Adobe Quilt Along Week 3: Piecing your quilt

Now for everyone’s favorite part—the part where all of the hard work finally pays off and a masterpiece begins to take shape. It’s time to piece your quilt blocks!
Adobe Quilt Along Week 3: Piecing your quilt

The Adobe Quilt top comes together extremely quickly, with Blocks 1 & 6 being the only two with curves. The pattern is basically a creative distribution of strip piecing, and as I mentioned in a previous post, it comes together like a puzzle. There are a lot of unique cuts that fit in only one place, and organization is the key to stress-free piecing. Effective organization also allows chain-piecing to be incorporated into the assembly process. “Chain-piecing” is when multiple blocks are stitched in a row without cutting the thread between each section, it’s a huge timesaver. This pattern is broken down into detailed instructions and diagrams to walk through each step of assembly, but if you feel fairly confident in your quilting skills and organization, it is possible to batch the steps.

Let’s use Block 2 as the simplest example:

  1. Begin by skimming the instructions for the block. Block 2 is easy, because the section that is most conducive to chain-piecing is all included in Step 1.
  2. Take your 3 Fabric B pieces (pictured in yellow) and pin each to the corresponding 3 Fabric C cuts (pictured in greige).
  3. Stitch each together, in succession, without cutting your thread in between each section.
  4. Once all 3 sub-blocks are sewn, trim the threads between each section. Finger-press the sections.*
  5. It may not be considered chain-piecing when only 2 sections are included, but use the above method for Step 2 as well. Pin the first 2 sub-blocks together, then the 3rd with the last Fabric B cut, and stitch in succession.
  6. Finally, attach the two sub-blocks just created to finish Block 2. Finish with iron-pressing each of the seams open.

*This Adobe pattern is not dependent on perfect pressing or nesting seams for an ideal finish. While the instructions encourage pressing after each step, it sufficient to finger-press during the steps of block assembly and save the final iron-pressing for once the block is completed.

Sewing curves is the only other portion of this pattern that causes apprehension. Both of these previous posts (here and here) have detailed instructions to walk through the process of piecing curves. We’ll just do a quick overview here.

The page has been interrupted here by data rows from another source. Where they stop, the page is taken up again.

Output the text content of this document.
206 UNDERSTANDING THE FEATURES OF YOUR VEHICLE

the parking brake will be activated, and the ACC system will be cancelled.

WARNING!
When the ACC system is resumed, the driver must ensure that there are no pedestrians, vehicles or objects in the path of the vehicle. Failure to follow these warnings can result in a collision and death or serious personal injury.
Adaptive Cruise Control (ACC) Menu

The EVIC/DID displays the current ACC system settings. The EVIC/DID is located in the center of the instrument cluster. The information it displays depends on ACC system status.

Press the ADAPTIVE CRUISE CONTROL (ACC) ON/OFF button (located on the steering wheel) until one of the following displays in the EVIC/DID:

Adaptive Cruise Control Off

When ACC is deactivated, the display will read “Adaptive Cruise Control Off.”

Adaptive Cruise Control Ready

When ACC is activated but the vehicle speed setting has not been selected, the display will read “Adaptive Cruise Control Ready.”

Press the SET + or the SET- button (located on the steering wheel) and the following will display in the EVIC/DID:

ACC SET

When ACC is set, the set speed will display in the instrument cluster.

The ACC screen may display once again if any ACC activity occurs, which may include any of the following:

  1. The keys to sewing curves successfully is to stitch slowly and not pull the fabric one way or the other.
  2. Begin by folding the outer arch and inner curve in half to create a crease down the middles. Pin the fabrics by aligning each edge first, then pin the creases together. Fill in pins along the curve as desired. Avoid using too many, more is not always better when it comes to pinning curves! Always pin the outer arch to the inner curve, so that the outer arch is on top when feeding the curve through the sewing machine.
  3. Sew the pieces together. When sewing your 1/4” seam, there may be ripples along the edge of the outer arch, and it is tempting to adjust the fabric to smooth the ripples. Resist the temptation! This excess fabric is the margin required to have the outer arch lay smoothly against the inner curve once it is pressed. As long as there are no true creases created while sewing, ripples are perfectly fine.
  4. Trim your block. The cutting instructions leave room for trimming, so even if the block is not perfect, there is room for correction.

Block 6 is the most interesting part of the quilt, both visually and in assembly. Here are some things to remember:

  • To minimize waste, the fabric strips in the blocks to be trimmed Templates 5 & 6 will not align evenly. Piece EK is much larger than the two cuts sewn to it, because there is no point in making the strips longer only to trim the fabric away. It will feel counterintuitive to have misaligned edges, but consider this an opportunity to embrace the improv.
  • Success in this block section depends on a consistent 1/4” seam. In Figure 4, you can see what happens when the 1/4” seam is too scant. Template 6 comes up a little short when trying to trim the block. This seam was ripped out and repositioned correctly so the template did not come up short.

For this quilt pattern, this part of the process is definitely the most fun because it goes so quickly! And there’s nothing like watching the final quilt come together to make all of hard work worth it.